Commemorative Half Dollar
Our preference is to only use original, personally owned images where possible. For coins in the Collection section of the web site only PCGS graded coins from our personal collection are included. The source for images is noted if the image originated from outside our personal collection, and if the source can be accurately determined.
Where we deviated from this standard we have included only images we believe to be either in the public domain or readily available as if in the public domain. However, we live in an age where copyright protection is important but often difficult or impossible to establish because of Internet publishing. Any deviation from this standard should be reported to the site owners and we will correct any information concerning ownership and, if requested, remove the images. In the digital archives of millions of computers and connections it is not always possible to find the original source for all images since they are often modified, recopied, and/or relabeled thousands of times.
The issue of images and ownership is especially acute as it relates to the counterstamped coins from the fundraising efforts of the SMCMA. We believe that a complete set of images from a personal collection would be impossible to create as many coins are unique to type. Also image ownership with regard to these rarities may also be impossible to establish. For these reasons we have opted to "create" a representative group of images that fairly represent the location of the counterstamped information on the coins. In each case we have only worked with known images to verify the location. The font used on the original coins has so far eluded us and in particular the letter "A" is a challenge. The original "A" has a squared off top and we can find no font that approximates this punch, but we keep looking and if we do find one we will modify the images.
In the Sources link of the web site we have also made every attempt to list our source for any information listed in the site. In all cases the wording of information comes from a distillation of our reading from multiple sources. Directly quoted material is enclosed in quotation marks and noted as such. This is our research and reading list and continues to grow as we find new and reliable sources.

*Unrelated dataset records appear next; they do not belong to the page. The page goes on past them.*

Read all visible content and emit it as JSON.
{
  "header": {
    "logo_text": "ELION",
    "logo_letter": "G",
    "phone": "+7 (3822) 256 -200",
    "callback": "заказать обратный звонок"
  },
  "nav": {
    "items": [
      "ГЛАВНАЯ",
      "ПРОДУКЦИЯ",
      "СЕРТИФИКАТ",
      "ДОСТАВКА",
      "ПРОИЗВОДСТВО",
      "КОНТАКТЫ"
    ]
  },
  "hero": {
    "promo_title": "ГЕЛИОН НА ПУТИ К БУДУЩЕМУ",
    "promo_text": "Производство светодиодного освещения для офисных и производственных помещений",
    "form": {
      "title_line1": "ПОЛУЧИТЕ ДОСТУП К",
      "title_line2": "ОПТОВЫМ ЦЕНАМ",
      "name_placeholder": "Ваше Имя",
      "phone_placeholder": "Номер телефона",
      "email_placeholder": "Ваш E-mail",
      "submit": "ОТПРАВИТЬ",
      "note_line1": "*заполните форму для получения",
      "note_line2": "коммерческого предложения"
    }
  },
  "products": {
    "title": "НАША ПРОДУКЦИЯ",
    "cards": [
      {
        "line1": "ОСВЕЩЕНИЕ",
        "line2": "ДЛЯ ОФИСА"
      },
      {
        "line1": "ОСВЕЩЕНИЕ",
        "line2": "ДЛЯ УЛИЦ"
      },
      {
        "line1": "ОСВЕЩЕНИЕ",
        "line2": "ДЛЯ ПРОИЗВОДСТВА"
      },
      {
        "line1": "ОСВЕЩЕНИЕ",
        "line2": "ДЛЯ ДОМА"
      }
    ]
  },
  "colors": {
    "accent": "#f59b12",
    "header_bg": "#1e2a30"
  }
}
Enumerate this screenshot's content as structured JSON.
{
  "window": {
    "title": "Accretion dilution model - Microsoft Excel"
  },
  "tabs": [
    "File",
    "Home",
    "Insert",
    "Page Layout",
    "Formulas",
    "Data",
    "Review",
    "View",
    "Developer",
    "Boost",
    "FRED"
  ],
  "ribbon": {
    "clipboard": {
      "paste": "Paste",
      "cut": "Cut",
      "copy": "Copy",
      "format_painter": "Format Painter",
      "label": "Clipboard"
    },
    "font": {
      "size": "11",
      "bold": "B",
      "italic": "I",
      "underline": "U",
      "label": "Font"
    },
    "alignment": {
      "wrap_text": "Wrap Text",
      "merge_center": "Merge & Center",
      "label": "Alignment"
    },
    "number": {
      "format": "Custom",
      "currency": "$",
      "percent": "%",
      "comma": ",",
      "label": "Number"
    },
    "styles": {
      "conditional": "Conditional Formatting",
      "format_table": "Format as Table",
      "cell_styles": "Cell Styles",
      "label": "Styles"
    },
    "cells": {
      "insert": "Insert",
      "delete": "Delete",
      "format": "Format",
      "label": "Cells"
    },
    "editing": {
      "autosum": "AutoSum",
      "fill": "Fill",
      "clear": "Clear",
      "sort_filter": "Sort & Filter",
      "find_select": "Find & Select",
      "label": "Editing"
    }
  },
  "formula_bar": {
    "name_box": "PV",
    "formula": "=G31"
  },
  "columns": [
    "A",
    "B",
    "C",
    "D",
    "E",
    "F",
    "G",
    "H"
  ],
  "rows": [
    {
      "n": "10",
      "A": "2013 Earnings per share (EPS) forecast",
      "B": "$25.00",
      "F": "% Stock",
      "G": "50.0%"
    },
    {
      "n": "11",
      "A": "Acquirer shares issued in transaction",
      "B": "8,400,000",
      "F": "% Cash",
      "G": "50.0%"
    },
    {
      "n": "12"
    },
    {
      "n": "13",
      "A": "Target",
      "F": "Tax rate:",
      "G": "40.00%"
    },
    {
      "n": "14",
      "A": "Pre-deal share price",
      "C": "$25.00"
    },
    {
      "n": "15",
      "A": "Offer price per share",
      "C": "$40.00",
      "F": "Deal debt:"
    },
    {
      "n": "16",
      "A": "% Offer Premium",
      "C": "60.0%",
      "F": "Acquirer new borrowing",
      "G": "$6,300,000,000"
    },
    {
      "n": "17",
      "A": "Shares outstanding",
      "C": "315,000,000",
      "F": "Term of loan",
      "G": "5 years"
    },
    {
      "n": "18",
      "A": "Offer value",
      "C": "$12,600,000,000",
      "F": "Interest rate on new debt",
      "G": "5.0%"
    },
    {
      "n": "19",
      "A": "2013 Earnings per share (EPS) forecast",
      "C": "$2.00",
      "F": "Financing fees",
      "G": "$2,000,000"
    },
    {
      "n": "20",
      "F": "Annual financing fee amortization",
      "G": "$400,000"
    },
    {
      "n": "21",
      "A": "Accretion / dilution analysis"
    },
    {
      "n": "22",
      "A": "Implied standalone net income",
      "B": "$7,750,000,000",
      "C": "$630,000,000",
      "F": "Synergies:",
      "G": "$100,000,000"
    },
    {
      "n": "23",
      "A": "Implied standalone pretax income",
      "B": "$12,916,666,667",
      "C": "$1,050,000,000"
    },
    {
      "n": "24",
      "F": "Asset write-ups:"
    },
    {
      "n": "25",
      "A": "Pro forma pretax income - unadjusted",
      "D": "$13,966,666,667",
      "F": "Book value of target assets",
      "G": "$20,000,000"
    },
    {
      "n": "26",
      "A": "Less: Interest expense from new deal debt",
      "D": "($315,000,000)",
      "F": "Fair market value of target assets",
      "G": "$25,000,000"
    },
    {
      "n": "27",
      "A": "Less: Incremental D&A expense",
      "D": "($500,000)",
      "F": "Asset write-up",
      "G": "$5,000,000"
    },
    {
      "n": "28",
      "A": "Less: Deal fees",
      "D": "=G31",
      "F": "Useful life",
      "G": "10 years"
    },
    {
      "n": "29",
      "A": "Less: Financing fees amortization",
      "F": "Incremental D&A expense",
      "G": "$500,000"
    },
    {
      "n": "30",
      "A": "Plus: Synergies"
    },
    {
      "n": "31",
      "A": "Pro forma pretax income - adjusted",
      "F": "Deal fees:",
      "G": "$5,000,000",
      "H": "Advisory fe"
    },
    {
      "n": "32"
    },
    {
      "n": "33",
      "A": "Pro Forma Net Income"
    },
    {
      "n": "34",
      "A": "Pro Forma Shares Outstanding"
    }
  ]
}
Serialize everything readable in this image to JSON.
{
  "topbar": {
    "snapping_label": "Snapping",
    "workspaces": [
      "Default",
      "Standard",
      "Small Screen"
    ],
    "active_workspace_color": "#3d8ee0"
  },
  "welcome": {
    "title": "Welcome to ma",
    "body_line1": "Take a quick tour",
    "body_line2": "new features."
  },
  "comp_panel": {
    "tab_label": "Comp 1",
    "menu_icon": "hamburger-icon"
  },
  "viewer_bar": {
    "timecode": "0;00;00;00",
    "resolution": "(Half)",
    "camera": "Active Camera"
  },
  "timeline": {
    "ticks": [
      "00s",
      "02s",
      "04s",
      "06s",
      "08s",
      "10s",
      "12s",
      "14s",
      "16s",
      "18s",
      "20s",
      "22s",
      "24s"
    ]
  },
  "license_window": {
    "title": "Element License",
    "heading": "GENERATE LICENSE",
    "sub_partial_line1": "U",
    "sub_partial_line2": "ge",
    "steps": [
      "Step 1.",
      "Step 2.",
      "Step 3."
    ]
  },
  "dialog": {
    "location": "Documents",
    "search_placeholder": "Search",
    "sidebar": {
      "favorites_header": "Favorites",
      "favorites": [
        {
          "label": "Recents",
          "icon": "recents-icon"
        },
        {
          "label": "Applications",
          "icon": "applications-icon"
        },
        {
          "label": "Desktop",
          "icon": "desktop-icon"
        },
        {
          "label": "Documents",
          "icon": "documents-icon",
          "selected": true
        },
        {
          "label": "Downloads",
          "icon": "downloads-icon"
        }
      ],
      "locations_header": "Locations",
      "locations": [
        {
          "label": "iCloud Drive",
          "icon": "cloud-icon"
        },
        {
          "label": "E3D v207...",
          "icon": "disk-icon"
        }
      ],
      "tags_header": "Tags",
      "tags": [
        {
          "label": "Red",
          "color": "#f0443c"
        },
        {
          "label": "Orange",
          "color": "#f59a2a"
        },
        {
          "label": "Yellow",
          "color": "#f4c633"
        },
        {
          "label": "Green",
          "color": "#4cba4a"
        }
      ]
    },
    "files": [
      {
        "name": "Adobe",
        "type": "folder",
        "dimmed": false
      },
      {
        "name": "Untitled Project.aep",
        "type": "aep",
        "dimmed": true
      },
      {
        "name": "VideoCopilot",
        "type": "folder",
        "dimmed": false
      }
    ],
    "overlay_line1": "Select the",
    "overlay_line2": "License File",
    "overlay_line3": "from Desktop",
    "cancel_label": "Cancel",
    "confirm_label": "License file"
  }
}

It should be noted that some of the information we have read concerning the carving and coin is conversational or anecdotal and cannot be completely verified. Our confidence in this material is improved when we find it quoted from multiple reliable sources. But even this does not assure complete accuracy. Aside from official government documents (including Mint reports), people were often recollecting and documenting events when asked, often years later and where there was no written record. This does not discount the value or the source of the information, only that it is less reliable and verifiable than officially documented data such as one would find in the government records.
In the telling of the history of the Stone Mountain Half Dollar, facts or information believed to be fact, has been repeated by many authors. Every attempt has been made to cross reference information to multiple sources before including it here. Where information is considered to be general knowledge, such as the date of first production of the coin, we have not included that source because the information is repeated so often that citing to the original source may be impossible.
With many articles or books information takes on a feeling of authenticity that aids in separating facts from fiction. But added difficulties exist even with this data because commemorative coins are most often included almost as a short story in books or reference works that attempt to cover all commemorative coins. Detailed information on the Stone Mountain Half by necessity must be pieced together from the amalgamation of all these bits of information.
Carving and Coin Linkage
As stated elsewhere in this web site, our interest is primarily in the numismatic aspect of the Stone Mountain Half Dollar. It is inextricably linked to the carving at Stone Mountain Park in Georgia, and its creation was the inspiration for the coin. You cannot discuss the coin and its history without discussing the carving, its inspiration, and events. But those facts can be discussed without political or personal biases and we have done our best to stay away from those discussions. Those who wish to make political or ethical arguments either for or against the carving or coin need to express those views in other forums.